Update: Finally, here we just update the W.data values, basically nudging them slightly to decrease the loss value.

Then finally we can perform the gradient descent cycle. After we update the value, when we do forward pass again, it should slightly decrease the loss value. So when we achieve low loss, it means that the NN is assigning high probabilities to the next correct character.

 

Putting everything together

Timestamp: 01:42:55

We put all of the codes and process we have done right now all together. We can see how it is more efficient to perform these steps using a neural network.

Here is it a very simple problem, as we are only predicting the next character (so there is only 2 in total) but when it increases, this entire step actually almost remains the same!

Just that the way we calculate the logits in forward pass changes!

# create the dataset

xs, ys = [], []

for w in words:

  chs = ['.'] + list(w) + ['.']

  for ch1, ch2 in zip(chs, chs[1:]):

    ix1 = stoi[ch1]
    ix2 = stoi[ch2]
    xs.append(ix1)
    ys.append(ix2)

xs = torch.tensor(xs)
ys = torch.tensor(ys)
num = xs.nelement()
print('number of examples: ', num)

# initialize the 'network'
g = torch.Generator().manual_seed(2147483647)
W = torch.randn((27, 27), generator=g, requires_grad=True)
# gradient descent

for k in range(20):

  # forward pass
  xenc = F.one_hot(xs, num_classes=27).float() # input to the network: one-hot encoding

  logits = xenc @ W # predict log-counts #THIS STEP HERE!
  counts = logits.exp() # counts, equivalent to N
  probs = counts / counts.sum(1, keepdims=True) # probabilities for next character

  loss = -probs[torch.arange(num), ys].log().mean() + 0.01*(W**2).mean()

  print(loss.item())

  # backward pass
  W.grad = None # set to zero the gradient
  loss.backward()

  # update
  W.data += -50 * W.grad

 

Notes

Note 1: one-hot encoding really just selects a row of the next Linear layer's weight matrix | Timestamp: 01:47:49

Note 2: model smoothing as regularization loss | Timestamp: 01:50:18

So the above 2 chapters were like these additional notes where he compares how the steps we followed during the manual steps is almost exactly similar to the NN approach.
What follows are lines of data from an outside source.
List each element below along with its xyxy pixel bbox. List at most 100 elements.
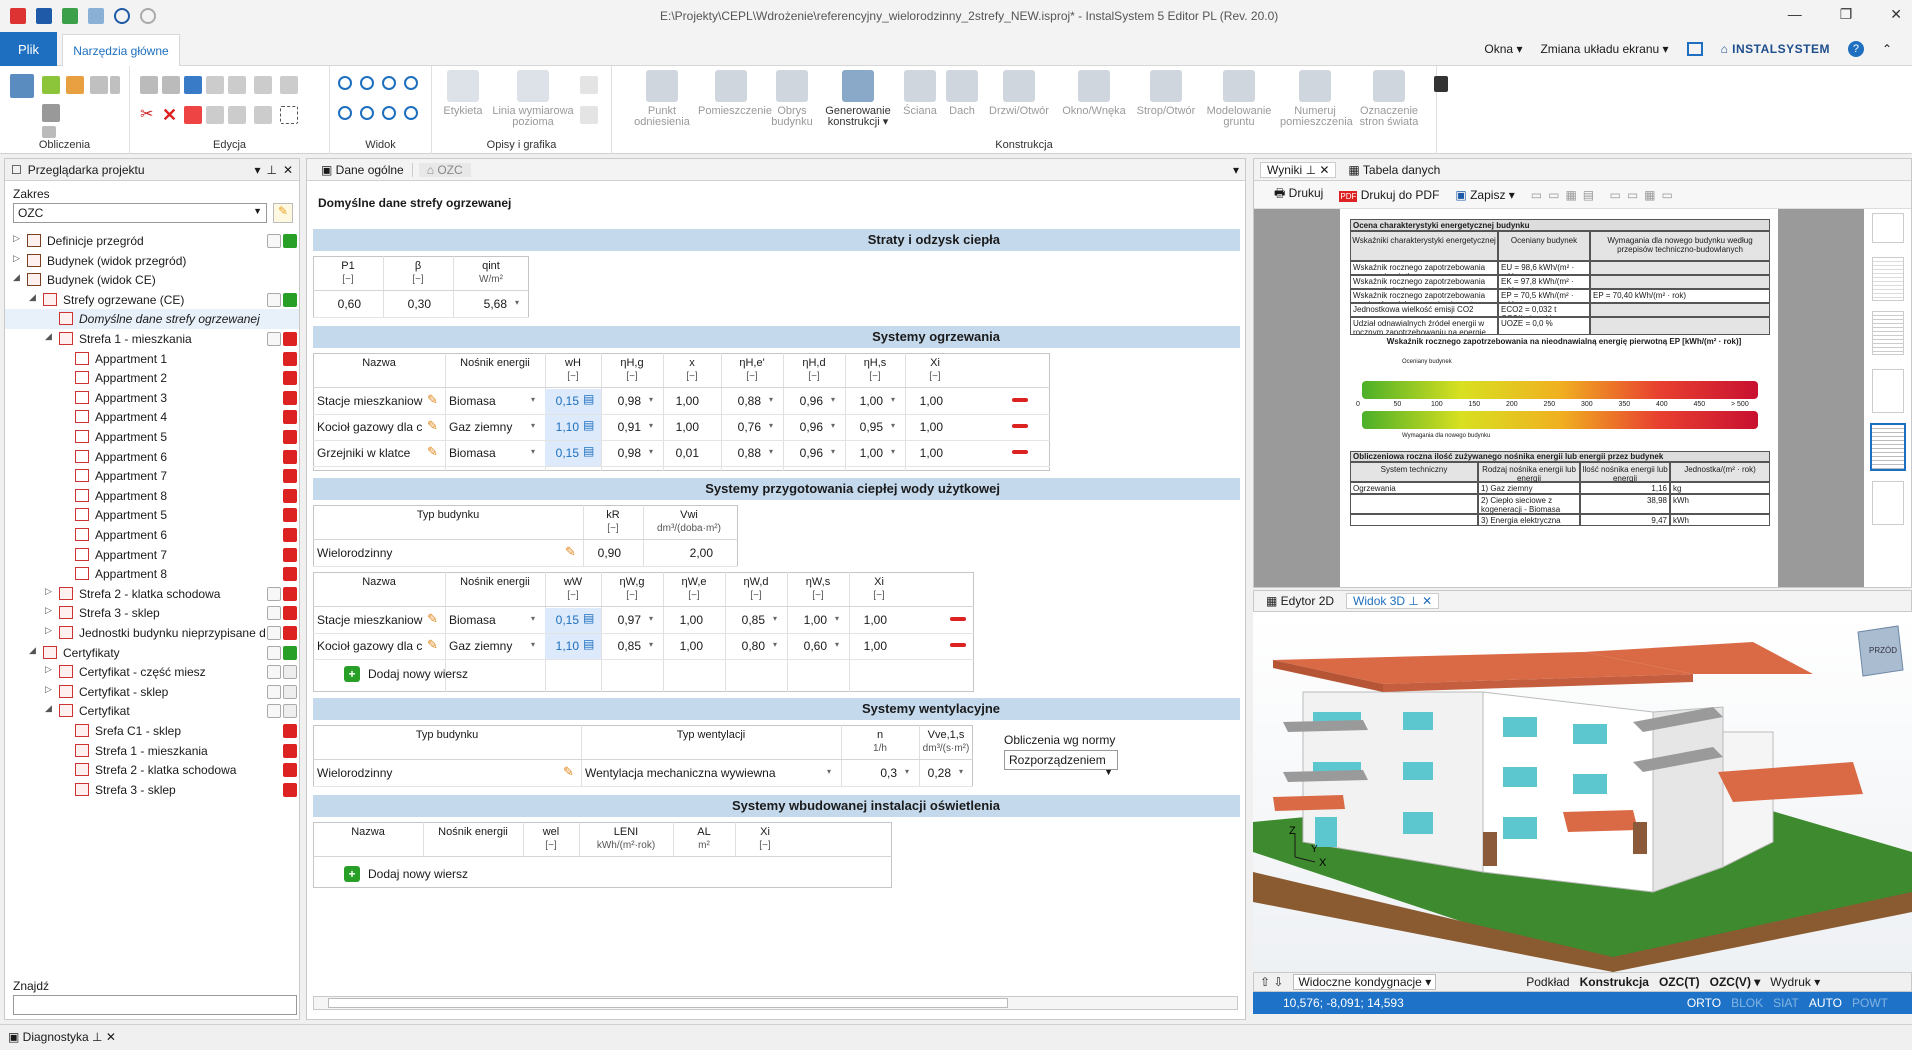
remove-icon[interactable] [283,743,297,758]
calc-green-icon[interactable] [42,76,60,94]
tree-item[interactable]: ◢ Certyfikaty [5,643,299,663]
dropdown-icon[interactable]: ▾ [649,614,653,623]
tabs-dropdown-icon[interactable]: ▾ [1233,163,1239,177]
dropdown-icon[interactable]: ▾ [835,640,839,649]
remove-row-icon[interactable] [950,643,966,647]
calculator-icon[interactable]: ▤ [583,611,594,625]
number-rooms-button[interactable]: Numeruj pomieszczenia [1280,70,1353,128]
properties-icon[interactable] [267,645,281,660]
dropdown-icon[interactable]: ▾ [831,421,835,430]
thumbnail-selected[interactable] [1870,423,1906,471]
edit-pencil-icon[interactable]: ✎ [427,637,438,653]
table-cell[interactable]: 1,00 [663,394,699,408]
dropdown-icon[interactable]: ▾ [531,395,535,404]
table-cell[interactable]: 0,97 [601,613,641,627]
dropdown-icon[interactable]: ▾ [649,395,653,404]
remove-icon[interactable] [283,390,297,405]
table-cell[interactable]: 0,85 [601,639,641,653]
table-cell[interactable]: Gaz ziemny [449,639,523,653]
select-icon[interactable] [280,106,298,124]
remove-icon[interactable] [283,508,297,523]
calc-building-icon[interactable] [66,76,84,94]
table-cell[interactable]: 0,15 [545,446,579,460]
tree-item[interactable]: Appartment 7 [5,545,299,565]
restore-icon[interactable]: ❐ [1840,6,1853,23]
tree-item[interactable]: ▷ Strefa 3 - sklep [5,603,299,623]
mode-orto[interactable]: ORTO [1687,996,1721,1010]
windows-menu[interactable]: Okna ▾ [1484,42,1522,56]
tree-item[interactable]: Appartment 3 [5,388,299,408]
dropdown-icon[interactable]: ▾ [531,614,535,623]
table-cell[interactable]: 0,15 [545,613,579,627]
close-panel-icon[interactable]: ✕ [283,163,293,177]
table-cell[interactable]: 1,00 [845,446,883,460]
table-cell[interactable]: 0,88 [721,394,761,408]
expander-icon[interactable]: ◢ [29,292,36,303]
open-icon[interactable] [62,8,78,24]
dropdown-icon[interactable]: ▾ [649,640,653,649]
extra-ribbon-icon[interactable] [1434,76,1448,92]
scale-icon[interactable] [228,106,246,124]
reference-point-button[interactable]: Punkt odniesienia [630,70,694,128]
remove-icon[interactable] [283,351,297,366]
rotate-icon[interactable] [206,106,224,124]
properties-icon[interactable] [267,332,281,346]
copy-icon[interactable] [140,76,158,94]
dropdown-icon[interactable]: ▾ [959,767,963,776]
toolbar-icons[interactable]: ▭▭▦▤ ▭▭▦▭ [1531,188,1679,202]
expander-icon[interactable]: ▷ [13,253,20,264]
redo-icon[interactable] [140,8,156,24]
close-icon[interactable]: ✕ [1890,6,1902,23]
expander-icon[interactable]: ▷ [45,664,52,675]
table-cell[interactable]: 0,95 [845,420,883,434]
dropdown-icon[interactable]: ▾ [773,614,777,623]
tree-item[interactable]: ▷ Strefa 2 - klatka schodowa [5,584,299,604]
table-cell[interactable]: 0,85 [725,613,765,627]
table-cell[interactable]: 1,10 [545,420,579,434]
table-cell[interactable]: 0,28 [919,766,951,780]
tree-item[interactable]: Appartment 1 [5,349,299,369]
table-cell[interactable]: 1,00 [845,394,883,408]
tab-diagnostics[interactable]: ▣ Diagnostyka ⊥ ✕ [8,1030,116,1044]
remove-icon[interactable] [283,449,297,464]
layout-icon[interactable] [1686,42,1703,56]
remove-icon[interactable] [283,469,297,484]
remove-icon[interactable] [283,547,297,562]
move-icon[interactable] [228,76,246,94]
mirror-icon[interactable] [206,76,224,94]
table-cell[interactable]: 0,30 [383,297,431,311]
align-icon[interactable] [254,76,272,94]
table-cell[interactable]: 0,01 [663,446,699,460]
table-cell[interactable]: 0,98 [601,394,641,408]
label-button[interactable]: Etykieta [438,70,488,117]
remove-icon[interactable] [283,371,297,386]
dropdown-icon[interactable]: ▾ [891,421,895,430]
zoom-in-icon[interactable] [338,76,352,90]
properties-icon[interactable] [267,704,281,719]
mode-auto[interactable]: AUTO [1809,996,1842,1010]
hatch-icon[interactable] [580,106,598,124]
norm-select[interactable]: Rozporządzeniem ▼ [1004,750,1118,777]
tree-item[interactable]: Appartment 5 [5,427,299,447]
calc-grid-icon[interactable] [10,74,34,98]
edit-pencil-icon[interactable]: ✎ [563,764,574,780]
table-cell[interactable]: 1,00 [905,446,943,460]
toggle-underlay[interactable]: Podkład [1526,975,1569,989]
table-cell[interactable]: 0,90 [583,546,621,560]
minimize-icon[interactable]: — [1788,6,1802,23]
collapse-ribbon-icon[interactable]: ⌃ [1882,42,1892,56]
refresh-icon[interactable] [404,106,418,120]
remove-icon[interactable] [283,410,297,425]
tab-editor-2d[interactable]: ▦ Edytor 2D [1260,594,1340,608]
dropdown-icon[interactable]: ▾ [769,421,773,430]
table-cell[interactable]: Wielorodzinny [317,766,559,780]
table-cell[interactable]: 0,98 [601,446,641,460]
cut-icon[interactable]: ✂ [140,106,158,124]
expander-icon[interactable]: ▷ [13,233,20,244]
table-cell[interactable]: Wielorodzinny [317,546,561,560]
paste-icon[interactable] [162,76,180,94]
visible-floors-dropdown[interactable]: Widoczne kondygnacje ▾ [1293,974,1437,990]
panel-menu-icon[interactable]: ▾ [254,163,260,177]
thumbnail[interactable] [1872,481,1904,525]
grid-icon[interactable] [254,106,272,124]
Pretty cool, but I guess I'll understand it a lot better if I watch it a couple of more times.

But the second chapter (1:50:18) he had done a step called 'Regularization loss' where he added like this additional line to our NLL calculation (This is already added in our above code) loss = -probs[torch.arange(num), ys].log().mean() + 0.01*(W**2).mean()

This part: + 0.01*(W**2).mean() This basically helped with the smoothening (Like how we did in the manual process of adding value to N, either 1,2 or 1000. So they all become uniform/smoothened)

 

Sampling from the neural net

Timestamp: 01:54:31

Finally here we just saw how sampling from this model produces the outputs (Spoiler alert: it will be the same as how we made the model manually, coz... it is the same model just that we made it using Neural nets) :)

 

Conclusion

Timestamp: 01:56:16

We introduced the bigram character level language model. We saw how we could: Train the model, Sample from the model and Evaluate the quality of the model using the Negative Log Likelihood (NLL) loss. We actually trained the model in two completely different ways that actually gave the same result (and the same model) In the first way, we just counted up the frequency of all the bigrams and normalized. In the second way, we used the NLL loss as a guide to optimizing the counts matrix(The blue table matrix)/counts array so that the loss is minimized in a gradient based framework. We saw that both of them gave the same result.